Di tempat yang sama, Wakil Ketua Umum Kadin bidang Konstruksi dan Infrastruktur, Erwin Aksa mengamini, pembentukan SPV itu lumrah dibentuk pada saat kita mendapatkan pendanaan dari luar negeri.
Langkah ini dianggapnya bukan untuk menghindari pajak tapi untuk tax saving. Namun jika pemerintah mau menelusurinya terkait ketaatan mrmvayar pajaknya, dia menyambut baik.
“Pemerintah bisa masuk untuk ke para pengusaha atau pribadi yang punya offshore asset. Ini kesempatan baik bagi pemerintah untuk mengkoreksi laporan-laporan pajak pribadi itu,” jelas Erwin.
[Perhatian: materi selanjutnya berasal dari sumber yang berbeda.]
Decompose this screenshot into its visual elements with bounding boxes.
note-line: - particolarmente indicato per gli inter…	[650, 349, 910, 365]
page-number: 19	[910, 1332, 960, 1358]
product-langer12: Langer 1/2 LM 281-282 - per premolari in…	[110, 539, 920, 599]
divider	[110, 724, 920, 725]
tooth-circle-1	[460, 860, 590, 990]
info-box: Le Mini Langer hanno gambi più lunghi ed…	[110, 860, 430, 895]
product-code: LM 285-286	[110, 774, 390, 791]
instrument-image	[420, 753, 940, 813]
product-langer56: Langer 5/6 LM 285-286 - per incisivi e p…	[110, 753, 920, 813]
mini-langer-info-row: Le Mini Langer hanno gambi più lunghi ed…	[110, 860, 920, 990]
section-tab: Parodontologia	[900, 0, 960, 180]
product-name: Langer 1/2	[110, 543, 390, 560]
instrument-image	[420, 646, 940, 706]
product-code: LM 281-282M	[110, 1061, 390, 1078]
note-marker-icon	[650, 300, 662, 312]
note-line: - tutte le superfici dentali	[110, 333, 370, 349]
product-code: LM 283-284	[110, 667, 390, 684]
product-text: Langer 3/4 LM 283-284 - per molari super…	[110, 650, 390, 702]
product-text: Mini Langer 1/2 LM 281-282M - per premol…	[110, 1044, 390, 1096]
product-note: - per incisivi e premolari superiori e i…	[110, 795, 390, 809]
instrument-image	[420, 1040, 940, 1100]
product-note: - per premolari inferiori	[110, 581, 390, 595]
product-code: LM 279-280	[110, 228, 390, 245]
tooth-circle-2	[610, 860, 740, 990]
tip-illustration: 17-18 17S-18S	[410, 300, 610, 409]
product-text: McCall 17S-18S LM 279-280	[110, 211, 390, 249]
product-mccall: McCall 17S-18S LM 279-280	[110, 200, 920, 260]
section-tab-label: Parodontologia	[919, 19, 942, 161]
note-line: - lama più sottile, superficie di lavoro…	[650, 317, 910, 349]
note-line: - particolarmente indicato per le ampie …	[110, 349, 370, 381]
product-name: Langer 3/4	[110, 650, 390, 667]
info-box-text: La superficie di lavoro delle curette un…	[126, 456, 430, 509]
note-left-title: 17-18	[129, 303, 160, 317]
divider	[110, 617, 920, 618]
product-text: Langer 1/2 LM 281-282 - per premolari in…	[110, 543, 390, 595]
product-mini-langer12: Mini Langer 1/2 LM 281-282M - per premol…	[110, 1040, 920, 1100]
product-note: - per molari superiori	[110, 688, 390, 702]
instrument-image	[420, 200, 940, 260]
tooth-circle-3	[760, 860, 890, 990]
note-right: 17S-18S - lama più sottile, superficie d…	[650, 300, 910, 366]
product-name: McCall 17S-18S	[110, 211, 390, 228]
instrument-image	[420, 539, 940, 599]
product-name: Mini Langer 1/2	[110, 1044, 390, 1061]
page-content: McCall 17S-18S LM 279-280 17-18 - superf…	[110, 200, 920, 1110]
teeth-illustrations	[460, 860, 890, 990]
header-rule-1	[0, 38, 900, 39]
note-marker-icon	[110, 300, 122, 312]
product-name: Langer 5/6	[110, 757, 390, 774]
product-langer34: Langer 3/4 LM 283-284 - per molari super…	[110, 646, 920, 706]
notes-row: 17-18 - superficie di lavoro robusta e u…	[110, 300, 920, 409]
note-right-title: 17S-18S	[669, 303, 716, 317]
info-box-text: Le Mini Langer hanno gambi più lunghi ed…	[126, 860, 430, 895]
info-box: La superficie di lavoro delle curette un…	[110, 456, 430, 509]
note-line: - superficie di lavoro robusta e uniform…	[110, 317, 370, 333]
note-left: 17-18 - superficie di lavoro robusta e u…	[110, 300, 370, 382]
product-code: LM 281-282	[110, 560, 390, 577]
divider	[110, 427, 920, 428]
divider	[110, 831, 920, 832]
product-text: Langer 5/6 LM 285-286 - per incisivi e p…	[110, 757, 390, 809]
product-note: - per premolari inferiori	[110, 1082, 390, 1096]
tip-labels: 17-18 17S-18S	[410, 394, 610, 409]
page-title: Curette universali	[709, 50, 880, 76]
Seperti diketahui, bocoran data bertema Panama Papers ini menghebohkan Indonesia. Ini sebuah skandal yang berupaya mengemplang pajak serta pencucian uang dari perusahaan Indonesia di luar negeri.
Langkah perusahaan Indonesia itu selama ini diamankan oleh sebuah firma hukum bernama, Mossack Fonseca. Dalam berkas data yang dibobol peretas itu, terdiri dari tiga kategori.
Pertama, ada 17 perusahaan masuk jenis officers & master clients, artinya korporasi itu memakai identitas yang jelas lalu menanamkan asetnya di negara tax heaven. Ada dua perusahaan Tbk di jenis ini, serta beberapa anak usaha perbankan multinasional yang cukup kondang.
Kategori kedua, offshore entities menginduk pada korporasi asal Indonesia, jumlahnya 41 unit. Nama-nama perusahaan bayangan ini memakai nama-nama yang kurang familiar bagi publik Tanah Air. Seperti Paving Investment, Lilac Swiss, atau Capsec Ltd. Pasalnya, dari sisi aset juga sulit dilacak siapa pemiliknya.
Kategori ketiga, data yang menunjukkan perusahaan terdaftar menanamkan modal di negara-negara tax heaven yang melalui sentuhan Mossack Fonseca. Jumlahnya mencapai 2.190 alamat usaha. Mayoritas berkantor di Jakarta Pusat dan Jakarta Selatan, atau kawasan segitiga emas, Kuningan-Sudirman-Thamrin.
Masuk dalam tiga kategori itu tidak otomatis menyatakan sebuah perusahaan melanggar hukum. Namun, setidaknya data ini membuktikan eksistensi perusahaan asal Indonesia menanamkan uangnya ke wilayah dengan kebijakan pajak sangat minimal.